W przetargu na spalarnię konkurowały między sobą konsorcjum skupione wokół Mostostalu Warszawa oraz konsorcjum firm pod przewodnictwem krakowskiej spółki Veolia Water Systems. Miejskie Przedsiębiorstwo Wodociągów i Kanalizacji powierzyło inwestycję tej ostatniej. Kontrakt szacowany jest na ponad 420 mln zł.

Z powodu wyścigu z czasem, w przypadku gdy Mostostal nie odwoła się, umowa z Veolią ma być podpisana w ciągu miesiąca. Na budowę spalarni Warszawa dostanie z unijnego Funduszu Spójności ponad 140 mln zł. Jak podaje Gazeta Wyborcza w 2005 r. szacowano, że pokryje to dwie trzecie inwestycji, teraz wiadomo, że dotacja wystarczy tylko na jedną trzecią kosztów. Pieniądze otrzymają pod warunkiem, że wszystko będzie gotowe przed końcem 2010 r.

Obecnie trwa wytyczanie projektów poszczególnych elementów ciągu technologicznego.

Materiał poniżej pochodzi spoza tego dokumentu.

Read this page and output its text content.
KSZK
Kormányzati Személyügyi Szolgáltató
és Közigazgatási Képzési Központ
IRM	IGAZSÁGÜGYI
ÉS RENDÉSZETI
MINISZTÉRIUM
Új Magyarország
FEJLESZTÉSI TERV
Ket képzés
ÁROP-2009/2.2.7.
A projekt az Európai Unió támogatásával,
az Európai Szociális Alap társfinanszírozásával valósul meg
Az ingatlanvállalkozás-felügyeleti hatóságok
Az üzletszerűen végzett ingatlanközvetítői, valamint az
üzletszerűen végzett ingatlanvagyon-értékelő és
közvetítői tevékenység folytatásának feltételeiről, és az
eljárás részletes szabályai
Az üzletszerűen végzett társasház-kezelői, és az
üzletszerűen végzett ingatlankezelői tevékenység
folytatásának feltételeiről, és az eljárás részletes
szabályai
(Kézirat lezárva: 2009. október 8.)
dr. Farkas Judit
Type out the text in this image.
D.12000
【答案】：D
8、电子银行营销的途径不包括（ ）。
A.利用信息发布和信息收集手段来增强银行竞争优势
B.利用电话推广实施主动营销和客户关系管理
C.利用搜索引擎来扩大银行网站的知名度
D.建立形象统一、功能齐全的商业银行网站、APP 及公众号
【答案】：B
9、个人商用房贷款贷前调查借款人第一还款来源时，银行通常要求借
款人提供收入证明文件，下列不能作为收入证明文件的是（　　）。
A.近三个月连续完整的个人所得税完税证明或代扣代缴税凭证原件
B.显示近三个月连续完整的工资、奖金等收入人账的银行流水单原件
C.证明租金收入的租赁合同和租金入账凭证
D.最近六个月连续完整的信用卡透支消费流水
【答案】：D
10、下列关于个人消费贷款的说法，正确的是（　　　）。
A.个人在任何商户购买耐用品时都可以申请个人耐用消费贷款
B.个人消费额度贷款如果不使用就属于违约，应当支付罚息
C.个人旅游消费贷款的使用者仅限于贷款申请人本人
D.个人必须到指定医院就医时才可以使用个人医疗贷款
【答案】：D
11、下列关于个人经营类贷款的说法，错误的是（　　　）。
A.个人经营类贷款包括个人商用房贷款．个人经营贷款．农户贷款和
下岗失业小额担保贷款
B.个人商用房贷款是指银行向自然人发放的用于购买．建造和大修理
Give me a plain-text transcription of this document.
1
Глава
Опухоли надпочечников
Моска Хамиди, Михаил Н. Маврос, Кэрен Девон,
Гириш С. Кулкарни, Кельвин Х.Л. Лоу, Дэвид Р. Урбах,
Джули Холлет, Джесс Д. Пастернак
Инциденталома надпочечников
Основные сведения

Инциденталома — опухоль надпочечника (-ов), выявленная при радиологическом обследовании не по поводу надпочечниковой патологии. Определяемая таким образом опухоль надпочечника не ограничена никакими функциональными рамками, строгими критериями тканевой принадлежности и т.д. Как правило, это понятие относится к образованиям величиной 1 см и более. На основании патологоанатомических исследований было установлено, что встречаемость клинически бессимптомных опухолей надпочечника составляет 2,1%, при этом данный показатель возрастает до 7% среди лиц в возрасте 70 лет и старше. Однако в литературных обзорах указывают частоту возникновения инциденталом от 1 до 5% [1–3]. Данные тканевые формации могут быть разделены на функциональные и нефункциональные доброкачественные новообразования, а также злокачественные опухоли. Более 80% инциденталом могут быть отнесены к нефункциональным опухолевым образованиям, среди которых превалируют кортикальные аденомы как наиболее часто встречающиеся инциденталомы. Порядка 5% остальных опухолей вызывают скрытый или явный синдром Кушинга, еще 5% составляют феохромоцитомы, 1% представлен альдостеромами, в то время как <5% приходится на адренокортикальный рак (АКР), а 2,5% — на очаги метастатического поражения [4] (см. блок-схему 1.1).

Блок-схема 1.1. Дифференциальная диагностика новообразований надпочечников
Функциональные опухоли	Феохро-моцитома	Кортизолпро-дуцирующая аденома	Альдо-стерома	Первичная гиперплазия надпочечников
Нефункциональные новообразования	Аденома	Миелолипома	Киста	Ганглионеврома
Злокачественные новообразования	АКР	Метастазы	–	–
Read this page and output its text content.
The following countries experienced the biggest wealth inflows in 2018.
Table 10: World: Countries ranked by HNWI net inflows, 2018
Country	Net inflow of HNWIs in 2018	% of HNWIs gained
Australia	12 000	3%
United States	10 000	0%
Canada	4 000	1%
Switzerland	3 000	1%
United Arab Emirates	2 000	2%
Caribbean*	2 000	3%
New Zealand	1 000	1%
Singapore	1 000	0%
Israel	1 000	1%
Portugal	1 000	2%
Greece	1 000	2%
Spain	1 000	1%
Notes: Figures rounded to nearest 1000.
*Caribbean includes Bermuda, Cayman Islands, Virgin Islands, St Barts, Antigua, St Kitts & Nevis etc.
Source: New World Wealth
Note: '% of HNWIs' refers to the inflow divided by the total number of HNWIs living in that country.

Na jesień planowany jest początek rozbiórki nieużywanych budynków oczyszczalni, na których miejscu powstaną nowe obiekty. Kolejnym elementem modernizacji Czajki będzie budowa kolektora pod dnem Wisły. Data ogłoszenia przetargu na tę inwestycję nie jest jeszcze podana.